Essay on canonization

Roman Catholic Saints! If you believe, like me, that the Roman Catholic Church established by Christ Himself is the most beautiful thing this side of heaven, then you also understand the importance of the lives of the saints. All throughout history the Church has produced great saints, proving that the Church is holy and able to provide us with what we need to reach sanctity. In reading the lives of the saints, we see that the saints each reflect, in a unique way, a special facet or virtue of God Himself. Learning about Catholic saints and their lives can inspire us to reach the summit of perfection that God wills for each of us.

. Crane, in his essay "The Critical Monism of Cleanth Brooks", argues strongly against Brooks' centrality of paradox. For one, Brooks believes that the very structure of poetry is paradox, and ignores the other subtleties of imagination and power that poets bring to their poems. Brooks simply believed that "'imagination' reveals itself in the balance or reconciliation of opposite or discordant qualities". [7] Brooks, in leaning on the crutch of paradox, only discusses the truth which poetry can reveal, and speaks nothing about the pleasure it can give. (231) Also, by defining poetry as uniquely having a structure of paradox, Brooks ignores the power of paradox in everyday conversation and discourse, including scientific discourse, which Brooks claimed was opposed to poetry. Crane claims that, using Brooks' definition of poetry, the most powerful paradoxical poem in modern history is Einstein's formula E = mc 2 , which is a profound paradox in that matter and energy are the same thing. The argument for the centrality of paradox (and irony) becomes a reductio ad absurdum and is therefore void (or at least ineffective) for literary analysis.

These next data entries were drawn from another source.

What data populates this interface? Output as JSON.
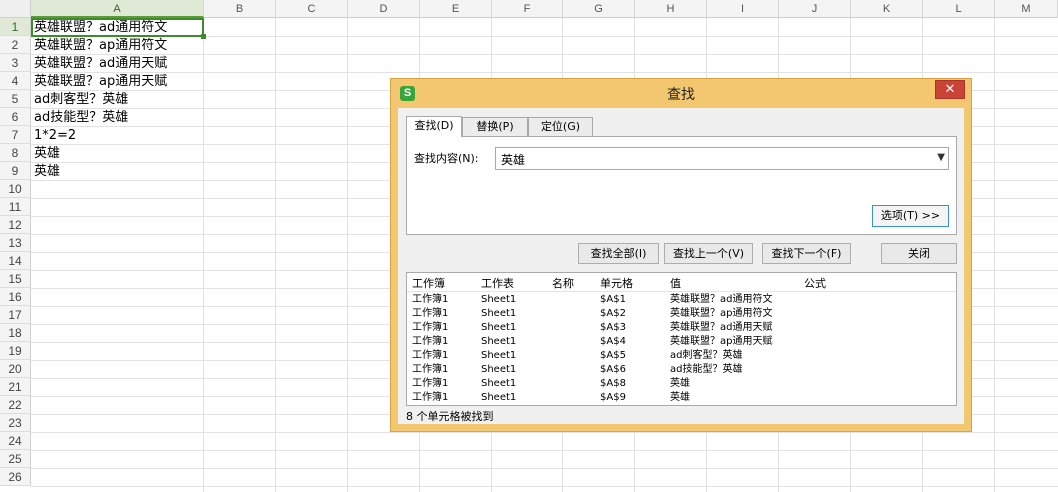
{
  "columns": [
    "A",
    "B",
    "C",
    "D",
    "E",
    "F",
    "G",
    "H",
    "I",
    "J",
    "K",
    "L",
    "M"
  ],
  "rows": [
    "1",
    "2",
    "3",
    "4",
    "5",
    "6",
    "7",
    "8",
    "9",
    "10",
    "11",
    "12",
    "13",
    "14",
    "15",
    "16",
    "17",
    "18",
    "19",
    "20",
    "21",
    "22",
    "23",
    "24",
    "25",
    "26"
  ],
  "cells": [
    "英雄联盟？ad通用符文",
    "英雄联盟？ap通用符文",
    "英雄联盟？ad通用天赋",
    "英雄联盟？ap通用天赋",
    "ad刺客型？英雄",
    "ad技能型？英雄",
    "1*2=2",
    "英雄",
    "英雄"
  ],
  "selected_cell": "A1",
  "dialog": {
    "title": "查找",
    "close_icon": "✕",
    "app_icon_letter": "S",
    "tabs": [
      {
        "label": "查找(D)"
      },
      {
        "label": "替换(P)"
      },
      {
        "label": "定位(G)"
      }
    ],
    "active_tab": "查找(D)",
    "find_label": "查找内容(N):",
    "find_value": "英雄",
    "options_label": "选项(T) >>",
    "buttons": {
      "find_all": "查找全部(I)",
      "find_prev": "查找上一个(V)",
      "find_next": "查找下一个(F)",
      "close": "关闭"
    },
    "results": {
      "headers": [
        "工作簿",
        "工作表",
        "名称",
        "单元格",
        "值",
        "公式"
      ],
      "rows": [
        [
          "工作簿1",
          "Sheet1",
          "",
          "$A$1",
          "英雄联盟？ad通用符文",
          ""
        ],
        [
          "工作簿1",
          "Sheet1",
          "",
          "$A$2",
          "英雄联盟？ap通用符文",
          ""
        ],
        [
          "工作簿1",
          "Sheet1",
          "",
          "$A$3",
          "英雄联盟？ad通用天赋",
          ""
        ],
        [
          "工作簿1",
          "Sheet1",
          "",
          "$A$4",
          "英雄联盟？ap通用天赋",
          ""
        ],
        [
          "工作簿1",
          "Sheet1",
          "",
          "$A$5",
          "ad刺客型？英雄",
          ""
        ],
        [
          "工作簿1",
          "Sheet1",
          "",
          "$A$6",
          "ad技能型？英雄",
          ""
        ],
        [
          "工作簿1",
          "Sheet1",
          "",
          "$A$8",
          "英雄",
          ""
        ],
        [
          "工作簿1",
          "Sheet1",
          "",
          "$A$9",
          "英雄",
          ""
        ]
      ]
    },
    "status": "8 个单元格被找到"
  },
  "colors": {
    "accent": "#3c8c2e",
    "dialog_frame": "#f2c76f",
    "close_button": "#c94436"
  }
}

Donne is a realist. He uses the devices of the opponents and throws them back at their faces: he says that he has tried and failed, and that makes it credible. The metaphor of alchemy is used as a central conceit for the poem in order to give a new twist to the conventional ideas about love and its experience. Such way of turning upside down in an unusual manner is Donne's powerful poetic strategy, which an intelligent reader can understand. For the purpose of argument, Donne uses the analogy of alchemic research and spiritual love, and then he proceeds on to attack his rival poets by drawing parallel between alchemy and platonic theory into the ground.

The final stanza voices the poet’s sense of future vindication over the critic. The poet expects that the rest of the world will “invoke” himself and his beloved, similar to the way Catholics invoke saints in their prayers. In this vision of the future, the lovers’ legend has grown, and they have reached a kind of sainthood. They are role models for all the world, because “Countries, towns, courts beg from above/A pattern of your love” (lines 44-45). From the lovers’ perspective, the whole world is present as they look into each other’s eyes; this sets the pattern of love that the world can follow.

Essay on canonization

essay on canonization

The final stanza voices the poet’s sense of future vindication over the critic. The poet expects that the rest of the world will “invoke” himself and his beloved, similar to the way Catholics invoke saints in their prayers. In this vision of the future, the lovers’ legend has grown, and they have reached a kind of sainthood. They are role models for all the world, because “Countries, towns, courts beg from above/A pattern of your love” (lines 44-45). From the lovers’ perspective, the whole world is present as they look into each other’s eyes; this sets the pattern of love that the world can follow.